Rees cited figures showing car sales in China fell 92 percent in the first two weeks of February, and pointed out that of the 21 million cars sold in China last year, about 1 in 5 was made either in Germany or through German investment in China. Most Chinese auto showrooms are closed.
Rees echoed May in saying there is “huge uncertainty” about the impact. That in itself can be a drag on investment and ambitious business planning.
Europeans had been hoping for a modest upturn this year after major economies staggered through a rough patch at the end of the year. Germany showed zero growth in the fourth quarter, while the No. 2 and No. 3 economies, France and Italy, shrank slightly. Two straight quarters of falling growth are one definition of a recession
The new head of the European Central Bank, Christine Lagarde, has so far focused on a review of the bank’s monetary policy strategy amid hopes that a stimulus package enacted under her predecessor Mario Draghi would see the eurozone economy through and help strengthen growth and inflation. But markets are now pricing in a bigger chance for a rate cut by July. The ECB has already cut rates into unprecedented negative territory. Its key benchmark deposit rate is an minus 0.5 percent.
Kristalina Georgieva, the head of the International Monetary Fund, said that the fund’s baseline scenario is that China’s economy slows but returns to normal in the second quarter, meaning the impact is minor and short-lived.
“But we are looking at more dire scenarios, where the spread of the virus continues for longer and more globally, and the growth consequences are more protracted,” she said.
The Federal Reserve is keeping an eye on the coronavirus, but so far has made no policy changes. Testifying to Congress on Feb. 11, Fed Chairman Jerome Powell said that it was too early to assess the scope of the impact the virus poses to the U.S. economy.
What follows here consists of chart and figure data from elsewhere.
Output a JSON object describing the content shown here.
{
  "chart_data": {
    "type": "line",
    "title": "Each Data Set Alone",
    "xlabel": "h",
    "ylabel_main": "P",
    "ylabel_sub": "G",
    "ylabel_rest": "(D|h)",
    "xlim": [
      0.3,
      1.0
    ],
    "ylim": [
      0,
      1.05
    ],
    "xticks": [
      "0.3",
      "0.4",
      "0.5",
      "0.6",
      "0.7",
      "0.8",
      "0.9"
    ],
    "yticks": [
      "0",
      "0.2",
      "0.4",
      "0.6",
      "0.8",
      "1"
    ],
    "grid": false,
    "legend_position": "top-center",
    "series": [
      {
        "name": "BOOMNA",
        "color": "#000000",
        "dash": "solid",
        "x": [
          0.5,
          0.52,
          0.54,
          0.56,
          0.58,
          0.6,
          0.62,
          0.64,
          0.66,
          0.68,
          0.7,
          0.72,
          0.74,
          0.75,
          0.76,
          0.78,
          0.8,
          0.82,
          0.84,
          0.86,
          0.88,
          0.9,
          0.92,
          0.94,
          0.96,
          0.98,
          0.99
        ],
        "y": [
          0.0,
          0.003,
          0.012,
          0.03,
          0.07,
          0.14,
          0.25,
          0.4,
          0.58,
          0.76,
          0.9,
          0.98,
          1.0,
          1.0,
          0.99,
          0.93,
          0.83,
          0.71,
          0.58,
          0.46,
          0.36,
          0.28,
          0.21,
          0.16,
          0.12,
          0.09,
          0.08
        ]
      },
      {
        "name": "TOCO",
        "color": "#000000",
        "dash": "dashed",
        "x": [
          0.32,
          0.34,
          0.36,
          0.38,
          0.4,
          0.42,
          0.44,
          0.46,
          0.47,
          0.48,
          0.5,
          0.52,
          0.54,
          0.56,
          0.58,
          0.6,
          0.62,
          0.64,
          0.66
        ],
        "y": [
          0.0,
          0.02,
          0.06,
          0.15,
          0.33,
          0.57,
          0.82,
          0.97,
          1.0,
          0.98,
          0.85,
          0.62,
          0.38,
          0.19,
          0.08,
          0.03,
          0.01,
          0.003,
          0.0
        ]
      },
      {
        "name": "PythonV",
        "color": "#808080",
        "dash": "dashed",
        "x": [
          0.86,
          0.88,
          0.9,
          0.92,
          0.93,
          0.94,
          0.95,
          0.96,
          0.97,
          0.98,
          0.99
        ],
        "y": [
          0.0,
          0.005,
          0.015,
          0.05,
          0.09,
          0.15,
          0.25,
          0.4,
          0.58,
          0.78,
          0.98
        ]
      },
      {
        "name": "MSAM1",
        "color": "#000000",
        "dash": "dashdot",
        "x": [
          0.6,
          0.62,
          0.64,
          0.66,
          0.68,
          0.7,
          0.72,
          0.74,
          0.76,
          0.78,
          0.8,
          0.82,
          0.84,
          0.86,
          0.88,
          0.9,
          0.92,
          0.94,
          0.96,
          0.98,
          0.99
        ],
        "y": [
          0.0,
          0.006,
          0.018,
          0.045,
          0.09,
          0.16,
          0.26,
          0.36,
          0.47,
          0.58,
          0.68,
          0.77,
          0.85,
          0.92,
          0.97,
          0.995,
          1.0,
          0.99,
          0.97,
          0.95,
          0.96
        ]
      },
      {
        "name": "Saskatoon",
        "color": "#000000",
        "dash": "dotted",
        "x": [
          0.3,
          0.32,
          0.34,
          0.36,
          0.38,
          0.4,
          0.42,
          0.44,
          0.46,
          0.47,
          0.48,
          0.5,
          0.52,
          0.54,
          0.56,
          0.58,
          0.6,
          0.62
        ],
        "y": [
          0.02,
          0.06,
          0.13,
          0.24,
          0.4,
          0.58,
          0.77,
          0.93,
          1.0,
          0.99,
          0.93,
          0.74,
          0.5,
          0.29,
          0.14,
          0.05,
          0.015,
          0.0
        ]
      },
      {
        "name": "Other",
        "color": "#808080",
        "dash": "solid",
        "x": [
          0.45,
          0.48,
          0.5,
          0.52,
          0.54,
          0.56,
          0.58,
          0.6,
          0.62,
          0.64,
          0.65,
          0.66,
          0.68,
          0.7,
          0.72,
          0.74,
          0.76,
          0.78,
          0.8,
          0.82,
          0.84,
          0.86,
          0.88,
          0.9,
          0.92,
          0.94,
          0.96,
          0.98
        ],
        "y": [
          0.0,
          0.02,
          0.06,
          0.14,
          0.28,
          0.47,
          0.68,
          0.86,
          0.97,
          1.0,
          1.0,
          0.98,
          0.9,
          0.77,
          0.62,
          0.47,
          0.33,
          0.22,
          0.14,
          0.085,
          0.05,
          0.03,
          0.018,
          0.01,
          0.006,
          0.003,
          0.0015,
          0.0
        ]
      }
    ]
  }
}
He noted that at the moment the economy “is in a very good place “with strong job creation and steady growth.
Powell indicated in his congressional testimony that he saw no need to change the Fed’s benchmark interest rate, which is in a range of 1.5% to 1.75% after three rate cuts in 2019.
Raphael Bostic, head of the Fed’s Atlanta regional bank, said Friday that he expected the coronavirus to “be a short-time hit; we’ll get the economy back to its usual level” after the adverse effects pass.
The U.S. economy continues to look resilient, growing at a solid 2.1% annual rate the last three months of 2019. American consumers are driving the record-breaking expansion, now in its 11th year.
Business investment has been weak, partly because President Donald Trump’s trade wars have generated uncertainty about where companies should locate factories and buy supplies. Investment could get weaker if the virus continues to disrupt the supply chains American businesses rely on.